A Thursday statement by MAP described how messages between Balakrishnan and other UN staff showed that the UN helped transport a delegation of junta officials to meet with refugees in Cox’s Bazar, Bangladesh for this purpose, providing boats with the UN markings removed. 

According to a report in The Irrawaddy, the delegation, led by Rakhine State’s junta-appointed social welfare minister Aung Myo, arrived in Cox’s Bazar this week to vet and approve Rohingya people for “family-based” repatriation as part of a new pilot project. 
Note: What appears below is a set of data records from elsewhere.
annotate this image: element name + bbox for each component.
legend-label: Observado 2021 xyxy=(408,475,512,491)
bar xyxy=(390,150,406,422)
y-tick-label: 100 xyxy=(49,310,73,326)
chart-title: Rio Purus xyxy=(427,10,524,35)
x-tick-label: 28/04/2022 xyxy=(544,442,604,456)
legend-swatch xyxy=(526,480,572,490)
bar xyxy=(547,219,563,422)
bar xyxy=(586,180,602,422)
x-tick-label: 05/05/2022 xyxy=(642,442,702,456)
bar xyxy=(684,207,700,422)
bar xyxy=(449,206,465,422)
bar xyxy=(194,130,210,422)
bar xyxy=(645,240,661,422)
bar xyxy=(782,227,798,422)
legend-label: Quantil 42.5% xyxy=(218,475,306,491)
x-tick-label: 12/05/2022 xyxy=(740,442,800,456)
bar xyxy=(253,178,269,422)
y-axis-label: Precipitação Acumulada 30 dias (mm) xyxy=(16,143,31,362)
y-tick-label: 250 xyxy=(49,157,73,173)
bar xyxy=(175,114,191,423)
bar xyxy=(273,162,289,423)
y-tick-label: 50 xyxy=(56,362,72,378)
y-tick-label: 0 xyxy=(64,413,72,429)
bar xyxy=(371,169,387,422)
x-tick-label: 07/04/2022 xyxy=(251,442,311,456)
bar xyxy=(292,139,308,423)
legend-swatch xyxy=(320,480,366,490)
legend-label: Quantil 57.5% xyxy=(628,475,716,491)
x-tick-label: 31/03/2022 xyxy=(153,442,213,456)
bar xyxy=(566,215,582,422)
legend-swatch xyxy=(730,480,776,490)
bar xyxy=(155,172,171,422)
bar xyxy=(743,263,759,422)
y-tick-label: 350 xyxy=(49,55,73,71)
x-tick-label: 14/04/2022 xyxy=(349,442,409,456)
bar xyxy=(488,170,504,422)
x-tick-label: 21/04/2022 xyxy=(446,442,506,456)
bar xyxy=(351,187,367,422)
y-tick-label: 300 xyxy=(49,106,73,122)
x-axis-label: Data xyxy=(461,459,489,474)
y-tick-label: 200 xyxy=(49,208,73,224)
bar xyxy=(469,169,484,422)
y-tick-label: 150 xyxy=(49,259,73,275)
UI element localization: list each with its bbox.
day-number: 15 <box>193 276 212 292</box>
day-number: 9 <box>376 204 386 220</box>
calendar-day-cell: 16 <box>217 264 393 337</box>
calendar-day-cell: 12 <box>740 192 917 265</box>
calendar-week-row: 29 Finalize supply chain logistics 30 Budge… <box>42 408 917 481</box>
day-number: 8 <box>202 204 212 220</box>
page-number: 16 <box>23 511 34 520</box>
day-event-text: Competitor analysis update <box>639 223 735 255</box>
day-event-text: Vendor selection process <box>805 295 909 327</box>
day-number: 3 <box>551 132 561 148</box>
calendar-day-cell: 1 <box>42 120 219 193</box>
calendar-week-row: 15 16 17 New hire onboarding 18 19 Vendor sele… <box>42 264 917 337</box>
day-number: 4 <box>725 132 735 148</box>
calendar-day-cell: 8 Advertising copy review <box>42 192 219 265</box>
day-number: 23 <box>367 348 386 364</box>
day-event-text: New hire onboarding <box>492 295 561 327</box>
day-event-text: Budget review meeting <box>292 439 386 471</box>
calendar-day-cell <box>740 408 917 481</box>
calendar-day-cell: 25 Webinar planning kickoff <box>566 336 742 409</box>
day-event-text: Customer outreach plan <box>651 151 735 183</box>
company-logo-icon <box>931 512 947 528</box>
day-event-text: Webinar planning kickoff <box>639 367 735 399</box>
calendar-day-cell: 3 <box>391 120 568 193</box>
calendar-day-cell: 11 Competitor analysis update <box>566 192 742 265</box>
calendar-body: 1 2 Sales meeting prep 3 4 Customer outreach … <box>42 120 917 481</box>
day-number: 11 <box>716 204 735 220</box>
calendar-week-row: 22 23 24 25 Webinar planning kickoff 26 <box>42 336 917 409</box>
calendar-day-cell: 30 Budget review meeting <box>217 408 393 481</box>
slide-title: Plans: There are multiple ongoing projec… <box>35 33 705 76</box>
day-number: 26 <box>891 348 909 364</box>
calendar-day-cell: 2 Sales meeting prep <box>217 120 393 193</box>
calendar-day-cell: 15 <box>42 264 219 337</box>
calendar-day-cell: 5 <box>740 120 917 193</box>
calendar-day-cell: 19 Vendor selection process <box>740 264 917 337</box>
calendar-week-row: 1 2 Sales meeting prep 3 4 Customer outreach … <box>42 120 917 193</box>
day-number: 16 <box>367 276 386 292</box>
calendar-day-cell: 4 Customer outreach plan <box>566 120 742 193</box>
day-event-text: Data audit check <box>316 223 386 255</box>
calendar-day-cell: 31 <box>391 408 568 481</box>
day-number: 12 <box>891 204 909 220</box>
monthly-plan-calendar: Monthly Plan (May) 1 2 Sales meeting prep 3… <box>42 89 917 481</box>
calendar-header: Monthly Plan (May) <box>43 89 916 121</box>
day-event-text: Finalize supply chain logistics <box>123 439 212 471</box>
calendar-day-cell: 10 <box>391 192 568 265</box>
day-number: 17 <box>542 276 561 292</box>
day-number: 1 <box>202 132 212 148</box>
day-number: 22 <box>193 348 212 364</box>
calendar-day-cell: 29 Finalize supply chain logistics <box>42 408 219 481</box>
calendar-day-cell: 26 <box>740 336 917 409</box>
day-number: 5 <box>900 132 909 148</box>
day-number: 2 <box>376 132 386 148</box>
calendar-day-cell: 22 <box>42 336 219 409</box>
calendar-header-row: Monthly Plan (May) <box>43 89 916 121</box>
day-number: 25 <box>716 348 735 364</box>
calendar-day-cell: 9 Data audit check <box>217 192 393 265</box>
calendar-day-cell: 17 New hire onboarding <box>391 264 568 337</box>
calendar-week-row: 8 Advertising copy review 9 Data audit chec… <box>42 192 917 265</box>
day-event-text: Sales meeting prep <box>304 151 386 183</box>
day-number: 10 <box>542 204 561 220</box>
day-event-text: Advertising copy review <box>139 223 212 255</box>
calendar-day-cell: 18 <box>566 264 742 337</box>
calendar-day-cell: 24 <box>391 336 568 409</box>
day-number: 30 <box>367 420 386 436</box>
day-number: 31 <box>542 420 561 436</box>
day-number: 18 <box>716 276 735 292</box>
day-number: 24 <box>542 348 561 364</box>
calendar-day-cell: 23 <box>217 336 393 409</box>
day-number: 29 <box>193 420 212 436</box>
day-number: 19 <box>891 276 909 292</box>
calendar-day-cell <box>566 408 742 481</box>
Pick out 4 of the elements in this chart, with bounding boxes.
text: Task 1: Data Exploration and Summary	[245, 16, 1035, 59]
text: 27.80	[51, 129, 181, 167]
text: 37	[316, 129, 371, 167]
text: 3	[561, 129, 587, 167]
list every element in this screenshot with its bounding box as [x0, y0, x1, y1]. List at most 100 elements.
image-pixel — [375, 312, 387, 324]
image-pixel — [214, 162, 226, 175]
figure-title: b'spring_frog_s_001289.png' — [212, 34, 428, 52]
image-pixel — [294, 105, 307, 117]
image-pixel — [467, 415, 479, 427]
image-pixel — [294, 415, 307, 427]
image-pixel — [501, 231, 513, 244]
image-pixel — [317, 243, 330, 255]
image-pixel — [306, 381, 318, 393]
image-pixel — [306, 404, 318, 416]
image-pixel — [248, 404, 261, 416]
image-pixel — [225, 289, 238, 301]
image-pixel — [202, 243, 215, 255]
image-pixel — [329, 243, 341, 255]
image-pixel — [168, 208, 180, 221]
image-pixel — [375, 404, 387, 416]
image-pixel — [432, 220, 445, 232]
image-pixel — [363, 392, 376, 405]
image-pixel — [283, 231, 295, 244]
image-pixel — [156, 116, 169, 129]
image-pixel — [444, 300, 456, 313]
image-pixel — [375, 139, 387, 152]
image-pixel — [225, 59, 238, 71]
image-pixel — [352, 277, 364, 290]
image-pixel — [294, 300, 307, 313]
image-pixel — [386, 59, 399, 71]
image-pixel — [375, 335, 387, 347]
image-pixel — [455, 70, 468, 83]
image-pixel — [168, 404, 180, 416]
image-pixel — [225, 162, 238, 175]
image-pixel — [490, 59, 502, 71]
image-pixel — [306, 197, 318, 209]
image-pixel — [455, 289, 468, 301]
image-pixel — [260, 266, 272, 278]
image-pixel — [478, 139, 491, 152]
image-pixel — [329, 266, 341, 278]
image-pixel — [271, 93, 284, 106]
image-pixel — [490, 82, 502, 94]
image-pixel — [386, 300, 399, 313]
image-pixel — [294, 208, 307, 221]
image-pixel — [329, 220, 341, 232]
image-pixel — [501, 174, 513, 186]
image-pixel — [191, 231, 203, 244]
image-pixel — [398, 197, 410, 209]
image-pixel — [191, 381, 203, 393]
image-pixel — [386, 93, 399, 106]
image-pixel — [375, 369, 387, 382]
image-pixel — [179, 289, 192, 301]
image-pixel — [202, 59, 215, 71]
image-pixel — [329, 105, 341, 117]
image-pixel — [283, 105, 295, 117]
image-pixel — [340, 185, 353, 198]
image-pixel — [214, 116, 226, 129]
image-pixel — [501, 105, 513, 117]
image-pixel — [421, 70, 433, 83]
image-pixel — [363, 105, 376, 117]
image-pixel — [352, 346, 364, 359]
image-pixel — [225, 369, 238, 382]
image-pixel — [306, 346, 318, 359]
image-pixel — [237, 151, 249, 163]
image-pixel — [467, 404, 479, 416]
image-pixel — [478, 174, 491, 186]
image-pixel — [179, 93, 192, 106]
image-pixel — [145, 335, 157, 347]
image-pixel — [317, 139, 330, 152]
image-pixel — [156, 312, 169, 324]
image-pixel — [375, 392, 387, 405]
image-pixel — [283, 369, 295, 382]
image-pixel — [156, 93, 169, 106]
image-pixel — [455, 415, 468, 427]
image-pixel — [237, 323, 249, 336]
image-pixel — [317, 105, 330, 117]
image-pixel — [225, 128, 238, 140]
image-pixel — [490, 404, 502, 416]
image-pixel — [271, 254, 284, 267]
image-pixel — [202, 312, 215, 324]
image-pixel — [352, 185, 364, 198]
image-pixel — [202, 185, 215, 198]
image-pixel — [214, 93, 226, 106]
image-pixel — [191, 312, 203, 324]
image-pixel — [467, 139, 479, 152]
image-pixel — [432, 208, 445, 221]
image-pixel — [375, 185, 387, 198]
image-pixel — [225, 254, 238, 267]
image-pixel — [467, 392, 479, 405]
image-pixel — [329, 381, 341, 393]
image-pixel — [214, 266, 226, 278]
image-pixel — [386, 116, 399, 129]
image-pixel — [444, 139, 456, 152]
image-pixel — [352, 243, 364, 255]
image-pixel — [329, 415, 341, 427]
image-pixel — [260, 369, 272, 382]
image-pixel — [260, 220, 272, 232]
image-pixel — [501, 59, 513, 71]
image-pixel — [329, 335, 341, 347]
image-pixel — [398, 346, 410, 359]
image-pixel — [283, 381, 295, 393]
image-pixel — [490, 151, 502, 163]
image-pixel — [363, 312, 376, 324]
Also on Thursday, UN Special Envoy on Myanmar Noeleen Heyzer gave remarks to the UN General Assembly underscoring the gravity of the ongoing crisis, which peaked in 2017 with genocidal military violence against Myanmar’s Rohingya people. 

“More than five years since the forced mass exodus from Rakhine State, the Rohingya are persecuted and stateless, and continue to suffer extreme hardship, living in difficult conditions and facing tremendous challenges,” Heyzer said. 

Noting the unsustainable conditions in the Bangladesh camps, Heyzer called for a repatriation process that would prioritise the refugees’ security and long-term interests. 

“Return cannot be the mere act of closing camps or moving people. It must be a process that achieves durable solutions and guarantees the safety and wellbeing of the population concerned,” she said.

However, activists questioned the UN’s adherence to that standard in light of the alleged cooperation with the junta’s repatriation plan.

Calling the military-supervised initiative a “stunt,” MAP director Chris Gunness noted that the junta is trying to garner goodwill from the international community ahead of plans to hold a vote under its control later this year. 

“For the UN to be supporting this blatant piece of junta propaganda in advance of sham elections brings the UN’s involvement in the genocide of the Rohingya to a new low,” Gunness said. 

Pro-democracy activists have condemned any so-called vote under the junta as illegitimate.

Alleged UN support for the junta’s pilot project contradicts a Wednesday statement by a UNHCR spokesperson to an RFA affiliate explaining that conditions in Rakhine State were not yet safe for Rohingya people to return. 

Bangladesh’s 34 Rohingya refugee camps currently house around 1 million displaced people from Myanmar. After the mass exodus in 2017 left many Rohingya lands in their native Rakhine State unoccupied, the military began to confiscate Rohingya-owned property en masse.

The Myanmar military has repeatedly sought to avoid accountability for its role in atrocities against Rohingya people. In recent weeks, the regime has tried to press Rohingya people still living in Rakhine State into giving favourable testimony in Myanmar’s upcoming genocide trial at the International Court of Justice in the Hague.